In our experience, it is crucial that when the leaders of the hospital management team focus on efforts to promote admission on the same day as surgery, they should also promote early hospital discharge so that the patients admitted without a bed can be placed in the most appropriate bed as soon as possible after the surgery. In planned admissions, the discharge process should start at the point of admission as it is the mismatch between demand and capacity that creates the queues and bottlenecks in the system.

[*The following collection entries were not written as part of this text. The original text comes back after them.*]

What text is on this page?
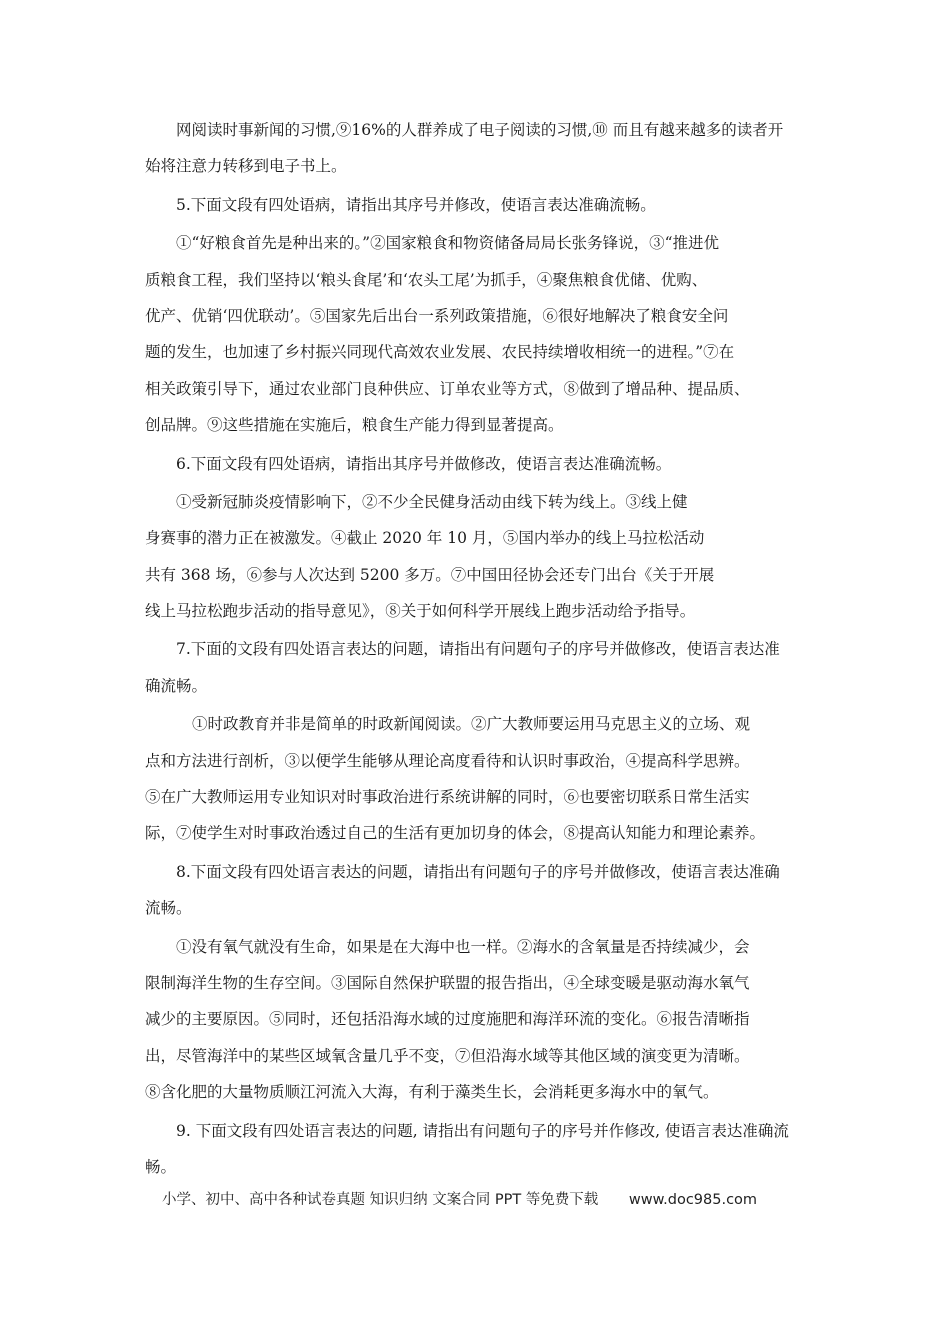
网阅读时事新闻的习惯,⑨16%的人群养成了电子阅读的习惯,⑩ 而且有越来越多的读者开
始将注意力转移到电子书上。
5.下面文段有四处语病，请指出其序号并修改，使语言表达准确流畅。
①“好粮食首先是种出来的。”②国家粮食和物资储备局局长张务锋说，③“推进优
质粮食工程，我们坚持以‘粮头食尾’和‘农头工尾’为抓手，④聚焦粮食优储、优购、
优产、优销‘四优联动’。⑤国家先后出台一系列政策措施，⑥很好地解决了粮食安全问
题的发生，也加速了乡村振兴同现代高效农业发展、农民持续增收相统一的进程。”⑦在
相关政策引导下，通过农业部门良种供应、订单农业等方式，⑧做到了增品种、提品质、
创品牌。⑨这些措施在实施后，粮食生产能力得到显著提高。
6.下面文段有四处语病，请指出其序号并做修改，使语言表达准确流畅。
①受新冠肺炎疫情影响下，②不少全民健身活动由线下转为线上。③线上健
身赛事的潜力正在被激发。④截止 2020 年 10 月，⑤国内举办的线上马拉松活动
共有 368 场，⑥参与人次达到 5200 多万。⑦中国田径协会还专门出台《关于开展
线上马拉松跑步活动的指导意见》，⑧关于如何科学开展线上跑步活动给予指导。
7.下面的文段有四处语言表达的问题，请指出有问题句子的序号并做修改，使语言表达准
确流畅。
①时政教育并非是简单的时政新闻阅读。②广大教师要运用马克思主义的立场、观
点和方法进行剖析，③以便学生能够从理论高度看待和认识时事政治，④提高科学思辨。
⑤在广大教师运用专业知识对时事政治进行系统讲解的同时，⑥也要密切联系日常生活实
际，⑦使学生对时事政治透过自己的生活有更加切身的体会，⑧提高认知能力和理论素养。
8.下面文段有四处语言表达的问题，请指出有问题句子的序号并做修改，使语言表达准确
流畅。
①没有氧气就没有生命，如果是在大海中也一样。②海水的含氧量是否持续减少，会
限制海洋生物的生存空间。③国际自然保护联盟的报告指出，④全球变暖是驱动海水氧气
减少的主要原因。⑤同时，还包括沿海水域的过度施肥和海洋环流的变化。⑥报告清晰指
出，尽管海洋中的某些区域氧含量几乎不变，⑦但沿海水域等其他区域的演变更为清晰。
⑧含化肥的大量物质顺江河流入大海，有利于藻类生长，会消耗更多海水中的氧气。
9. 下面文段有四处语言表达的问题, 请指出有问题句子的序号并作修改, 使语言表达准确流
畅。
小学、初中、高中各种试卷真题 知识归纳 文案合同 PPT 等免费下载 www.doc985.com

The most important limitation of this study was that we did not examine the cost-effectiveness of this intervention. However, the provision of beds, and all the supplies involved, accounts for much of the health systems' most expensive activity. According to this study we have shortened the length of stay of surgery patients and we can affirm that there were bed savings for the same health service provision. In addition, the rotation index per day of the chairs from the Surgery Admission Unit was at least three patients. All these results lead to the conclusion that this intervention could be cost effective.

Conclusion

The efficient and effective management of inpatient beds is essential for the benefit of both patients and the hospital. This means that patients are admitted promptly to an appropriate bed and stay for no longer than is necessary. With the results that were reached with the surgery admission unit we have assessed a significant improvement in bed utilisation efficiency. Due to the shorter length of stay that was achieved we can say that our results could be associated with a decrease in overall costs to the hospital.